An ABC spokesman said Disney ‘remains committed to negotiating a fair agreement that recognizes the value of our channels.’

In a report issued Friday, Janney Montgomery Scott analyst Tony Wible said he thinks Disney can get between 40 cents and 60 cents per subscriber for its local ABC television stations.

In the past, broadcasters such as Disney’s ABC leveraged carriage of their local TV stations to launch new cable networks: Cable operators didn’t want to pay to carry local television stations because said stations are available to consumers for free already. Instead, cable and satellite distributors agreed to carry new cable networks and pay for those so they could say that they technically weren’t paying for a broadcast station. That’s how Disney launched ESPN2 and Fox launched FX.

Now, though, no one is really clamoring for new cable channels, and broadcasters are desperate for a second revenue stream. Cable operators already charge consumers a fee to get local signals, so broadcasters figure they should be compensated.

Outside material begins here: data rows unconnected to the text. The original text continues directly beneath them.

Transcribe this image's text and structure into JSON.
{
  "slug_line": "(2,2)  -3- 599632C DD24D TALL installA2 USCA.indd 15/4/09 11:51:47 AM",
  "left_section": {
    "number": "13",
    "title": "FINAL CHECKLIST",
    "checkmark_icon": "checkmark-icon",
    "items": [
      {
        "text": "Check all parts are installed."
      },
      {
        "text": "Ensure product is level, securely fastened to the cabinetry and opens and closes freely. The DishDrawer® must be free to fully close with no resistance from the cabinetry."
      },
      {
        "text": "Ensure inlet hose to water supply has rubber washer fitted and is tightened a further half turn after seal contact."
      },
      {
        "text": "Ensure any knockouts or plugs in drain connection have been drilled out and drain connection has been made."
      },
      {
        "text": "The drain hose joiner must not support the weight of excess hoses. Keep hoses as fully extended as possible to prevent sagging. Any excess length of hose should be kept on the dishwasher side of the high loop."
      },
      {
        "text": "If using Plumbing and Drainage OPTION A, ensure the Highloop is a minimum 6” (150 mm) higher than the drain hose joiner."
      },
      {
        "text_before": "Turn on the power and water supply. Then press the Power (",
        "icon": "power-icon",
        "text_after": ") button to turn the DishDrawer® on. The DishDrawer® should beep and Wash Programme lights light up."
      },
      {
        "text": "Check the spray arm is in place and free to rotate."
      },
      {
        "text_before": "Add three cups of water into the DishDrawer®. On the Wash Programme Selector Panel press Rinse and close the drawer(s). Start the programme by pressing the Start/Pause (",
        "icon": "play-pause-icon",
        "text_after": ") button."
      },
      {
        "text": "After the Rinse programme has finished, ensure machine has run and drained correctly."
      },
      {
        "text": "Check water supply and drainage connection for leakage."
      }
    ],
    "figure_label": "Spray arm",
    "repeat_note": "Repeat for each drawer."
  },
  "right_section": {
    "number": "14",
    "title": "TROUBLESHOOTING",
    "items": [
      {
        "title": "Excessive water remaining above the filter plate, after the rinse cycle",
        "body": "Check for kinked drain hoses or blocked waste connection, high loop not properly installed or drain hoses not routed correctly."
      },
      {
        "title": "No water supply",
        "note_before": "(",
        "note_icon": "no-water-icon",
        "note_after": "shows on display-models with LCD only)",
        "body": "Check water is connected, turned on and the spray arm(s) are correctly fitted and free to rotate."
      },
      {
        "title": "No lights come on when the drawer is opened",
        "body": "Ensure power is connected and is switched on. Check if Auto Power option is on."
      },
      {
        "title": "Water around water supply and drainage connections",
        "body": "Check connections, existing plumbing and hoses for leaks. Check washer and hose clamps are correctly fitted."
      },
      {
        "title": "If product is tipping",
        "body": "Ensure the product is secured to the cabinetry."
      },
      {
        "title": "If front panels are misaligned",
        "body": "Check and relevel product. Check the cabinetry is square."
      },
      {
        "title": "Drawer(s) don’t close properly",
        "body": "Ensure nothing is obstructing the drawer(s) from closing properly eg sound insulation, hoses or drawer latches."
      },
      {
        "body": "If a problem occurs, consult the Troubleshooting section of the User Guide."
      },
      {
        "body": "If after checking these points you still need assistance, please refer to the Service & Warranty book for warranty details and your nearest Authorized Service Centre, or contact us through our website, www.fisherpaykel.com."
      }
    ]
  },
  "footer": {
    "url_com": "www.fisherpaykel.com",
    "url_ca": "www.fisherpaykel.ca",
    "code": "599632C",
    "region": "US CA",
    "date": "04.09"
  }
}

Disney already owns some of the most expensive cable networks around including ESPN, which costs distributors more than $4 per subscriber, according to Wible. The Disney Channel costs almost $1 per subscriber, and ESPN2 costs almost 60 cents per subscriber.

While it’s likely that neither side wants to see the channels come off, it might help if both could agree on when exactly the deal expires. Time Warner Cable indicated to Company Town that the agreement ends at 11:59 p.m. on Sept. 1, and Disney said it is up at 12:01 a.m. on Sept. 2. How about making it easier on all us reporters stuck covering this and having the next agreement expire in the middle of the afternoon?